Milano città anti-writers: Il Comune vuole pene certe per i graffitari

Dopo l'assoluzione del writer Bros, il vice sindaco De Corato ha reso noto che il comune è pronto a costituirsi parte civile nei processi a carico dei graffitari che imbrattano la città

Si torna a parlare di Writers e non certo per apprezzarne la forma d'arte con la quale si esprimono! Dopo l'assoluzione del graffitaro Bros, il vice sindaco, Riccardo De Corato è tornato sul piede di guerra e ha reso noto che: "Il Comune è pronto a costituirsi parte civile in tutti i procedimenti che riguardino i writer colti in flagranza di reato sul territorio milanese, ma la Procura non deve tenere nei cassetti le denunce".

L'assessore alla sicurezza del Comune, ricordando che in un anno, da quando è stata inasprita la pena per i writer, sono stati almeno 33 gli episodi segnalati all'autorità giudiziaria da Polizia Locale e Forze dell'ordine (16 dai vigili) ma da quella data finora nessuna notifica di rinvio a giudizio è stata comunicata al Comune.

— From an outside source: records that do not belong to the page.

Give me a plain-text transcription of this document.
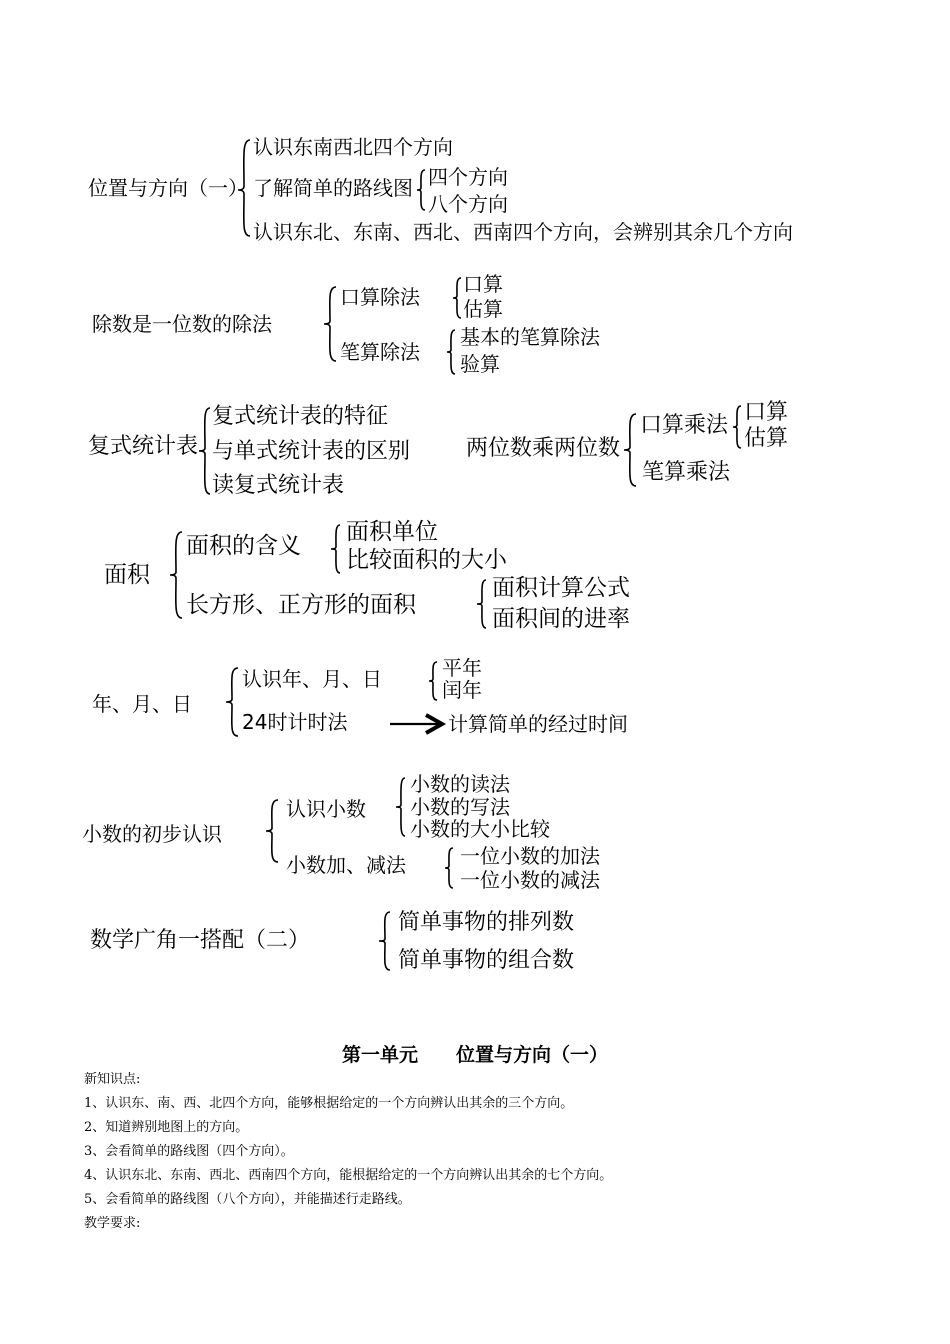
位置与方向（一）
认识东南西北四个方向
了解简单的路线图 四个方向
八个方向
认识东北、东南、西北、西南四个方向，会辨别其余几个方向
除数是一位数的除法
口算除法
口算
估算
笔算除法
基本的笔算除法
验算
复式统计表
复式统计表的特征
与单式统计表的区别
读复式统计表
两位数乘两位数
口算乘法
口算
估算
笔算乘法
面积
面积的含义
面积单位
比较面积的大小
长方形、正方形的面积
面积计算公式
面积间的进率
年、月、日
认识年、月、日	平年
闰年
24时计时法	计算简单的经过时间
小数的初步认识
认识小数
小数的读法
小数的写法
小数的大小比较
小数加、减法	一位小数的加法
一位小数的减法
数学广角一搭配（二）
简单事物的排列数
简单事物的组合数
第一单元　　位置与方向（一）
新知识点:
1、认识东、南、西、北四个方向，能够根据给定的一个方向辨认出其余的三个方向。
2、知道辨别地图上的方向。
3、会看简单的路线图（四个方向）。
4、认识东北、东南、西北、西南四个方向，能根据给定的一个方向辨认出其余的七个方向。
5、会看简单的路线图（八个方向），并能描述行走路线。
教学要求:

"La lotta ai writer sta a cuore a Milano come a molte altre metropoli e lo impone anche un atto ufficiale, la mozione votata dalla maggioranza (29 voti su 45) il 7 maggio 2007 che ha istituito il Nucleo Tutela Decoro Urbano, la speciale task force della Polizia Locale contro i graffitari - aggiunge De Corato - Ma se da una parte con i giudici di pace che seguono ancora i processi istruiti secondo la vecchia normativa, si è instaurata una proficua collaborazione (6 procedimenti chiusi con la condanna dei responsabili o il risarcimento all'Amministrazione spesso con la formula dei lavori socialmente utili a favore di anziani o disabili, 4 procedimenti in corso come parte civile) con la Procura, che deve esercitare l'azione penale, ancora attendiamo questa concretizzazione. Il Comune, da parte sua, è pronto".